TU Wien:Grundlagen des Information Retrieval VU (Rauber)/Prüfung 2021-01-14
The online exam on the 14.01.2021 in English[Bearbeiten | Quelltext bearbeiten]
The duration of this exam was 1 hour. It was split into 3 parts, with the first one being limited to 15 minutes. The other two were unlocked 15 minutes after the start of the exam and could have been done in any order.
Part 1 (Multiple Choice)[Bearbeiten | Quelltext bearbeiten]
- PageRank is:
- calculated using Random Walks following web links
- the most important component of modern web search engines
- calculated using Slater Determinants
- based on an algorithm developed for analysing citations of scientific articles
- Which of these features can be extracted directly from symbolic audio representations such as MIDI:
- chords
- melodic contour
- pitch histograms
- timbre
- Which of the following statements about Document Surrogates are true?

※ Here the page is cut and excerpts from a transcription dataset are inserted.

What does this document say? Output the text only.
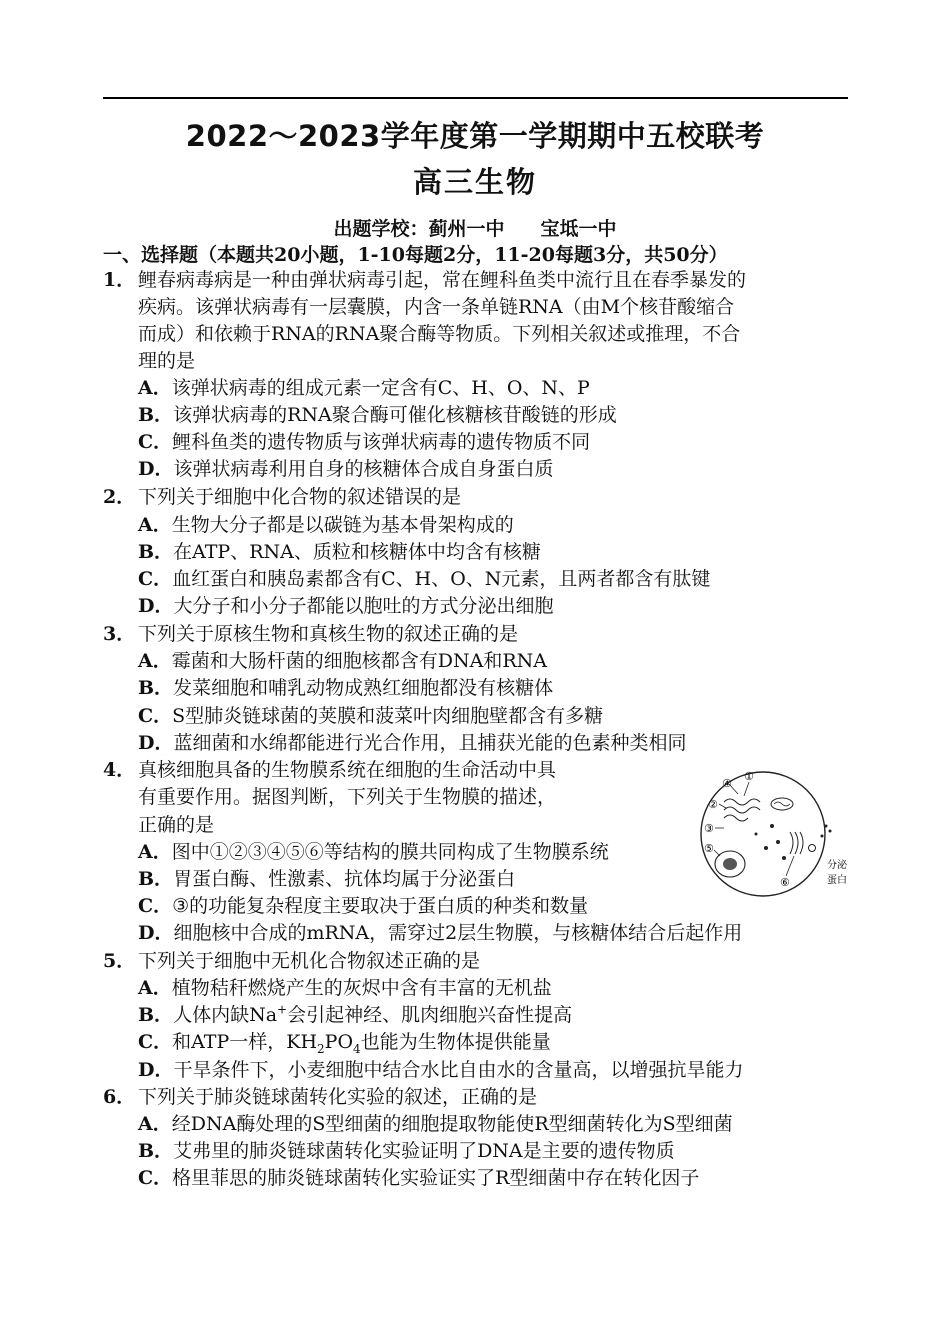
2022～2023学年度第一学期期中五校联考
高三生物
出题学校：蓟州一中 宝坻一中
一、选择题（本题共20小题，1-10每题2分，11-20每题3分，共50分）
1． 鲤春病毒病是一种由弹状病毒引起，常在鲤科鱼类中流行且在春季暴发的
疾病。该弹状病毒有一层囊膜，内含一条单链RNA（由M个核苷酸缩合
而成）和依赖于RNA的RNA聚合酶等物质。下列相关叙述或推理，不合
理的是
A．该弹状病毒的组成元素一定含有C、H、O、N、P
B．该弹状病毒的RNA聚合酶可催化核糖核苷酸链的形成
C．鲤科鱼类的遗传物质与该弹状病毒的遗传物质不同
D．该弹状病毒利用自身的核糖体合成自身蛋白质
2． 下列关于细胞中化合物的叙述错误的是
A．生物大分子都是以碳链为基本骨架构成的
B．在ATP、RNA、质粒和核糖体中均含有核糖
C．血红蛋白和胰岛素都含有C、H、O、N元素，且两者都含有肽键
D．大分子和小分子都能以胞吐的方式分泌出细胞
3． 下列关于原核生物和真核生物的叙述正确的是
A．霉菌和大肠杆菌的细胞核都含有DNA和RNA
B．发菜细胞和哺乳动物成熟红细胞都没有核糖体
C．S型肺炎链球菌的荚膜和菠菜叶肉细胞壁都含有多糖
D．蓝细菌和水绵都能进行光合作用，且捕获光能的色素种类相同
4． 真核细胞具备的生物膜系统在细胞的生命活动中具
有重要作用。据图判断，下列关于生物膜的描述，
正确的是
A．图中①②③④⑤⑥等结构的膜共同构成了生物膜系统
B．胃蛋白酶、性激素、抗体均属于分泌蛋白
C．③的功能复杂程度主要取决于蛋白质的种类和数量
D．细胞核中合成的mRNA，需穿过2层生物膜，与核糖体结合后起作用
①
②
③
④
⑤
⑥
分泌
蛋白
5． 下列关于细胞中无机化合物叙述正确的是
A．植物秸秆燃烧产生的灰烬中含有丰富的无机盐
B．人体内缺Na+会引起神经、肌肉细胞兴奋性提高
C．和ATP一样，$KH_2PO_4$也能为生物体提供能量
D．干旱条件下，小麦细胞中结合水比自由水的含量高，以增强抗旱能力
6． 下列关于肺炎链球菌转化实验的叙述，正确的是
A．经DNA酶处理的S型细菌的细胞提取物能使R型细菌转化为S型细菌
B．艾弗里的肺炎链球菌转化实验证明了DNA是主要的遗传物质
C．格里菲思的肺炎链球菌转化实验证实了R型细菌中存在转化因子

- It is considered bad practice to highlight query terms in Document Surrogates
- A Document Surrogate has no effect on the perceived relevance of a document
- A Document Surrogate contains information on why the document was retrieved
- Document Surrogates are no longer used in most search engines
- In order to perform music genre classification
- we cannot use features such as SSDs or MFCCs
- we need to make sure we use a lossless audio representation as input for our analysis
- we may encounter music genres that are not defined and thus impossible to detect by acoustic information
- we need to consider features that capture timbre and rhythmic aspects of music
- trec_eval is a utility for
- calculating the similarity between two files
- calculating evaluation metrics for information retrieval
- designing search user interfaces
- indexing a small collection of documents
- Which of the following aspects are taken into account by the BM25 model?
- Term Synonyms
- Inverse Document Frequency
- Term Frequency
- Document Length
- Which of these statements about audio features is true:
- Spectral flux measures the dynamics / changes in consecutive time frames of the spectrum
- The spectral roll-off measures how much energy is present in the lower frequencies
- Zero crossing rate is a good separator for speech vs. music
- The spectral centroid is computed in the time domain
- In an index, the dictionary data structure can be used to store:
- document frequency
- BM25 values
- term vocabulary
- pointers to postings lists
- Query Logs can be used for:
- query spelling correction
- training Learning to Rank algorithms
- cooling servers
- optimising search engine cache replacement policies
- Which techniques can be used to pre-process documents before indexing?
- lemmatization
- trunking
- stop word addition
- tokenisation
- Classic Boolean Retrieval supports:
- exact match between query and document
- operators such as AND, OR and NOT
- PageRank
- ranking
- Which of the following are present in an Information Retrieval Test Collection?
- Queries
- Relevance Judgements
- Document Collection
- Search Engines
Part 2 (Evaluation Metrics)[Bearbeiten | Quelltext bearbeiten]
A query result like this one was given:
Rank | Relevancy Score |
---|---|
1 | 2 |
2 | 0 |
3 | 3 |
4 | 1 |
5 | 0 |
6 | 0 |
The scores range from 0 for non relevant, to 3 for very relevant. For boolean metrics assume numbers 1-3 denote relevant documents, and 0 non-relevant ones. Also, there are 5 relevant documents for this query in total. Calculate the following metrics:
Precision@1, Precision@2,..., Precision@6, Recall@1, Recall@6, F-measure@6, Average Precision, R precision, Cumulative Gain, Discounted Cumulative Gain, Normalised Discounted Cumulative Gain.
Part 3 (Search Engine Design Guidelines)[Bearbeiten | Quelltext bearbeiten]
There was a search engine given which the student should take a look a, and answer the following questions:
- Name and explain two design guidelines which the website fulfills.
- Name and explain two design guidelines which the website doesn't fulfill.
- How could the two broken guidelines in question two be fixed?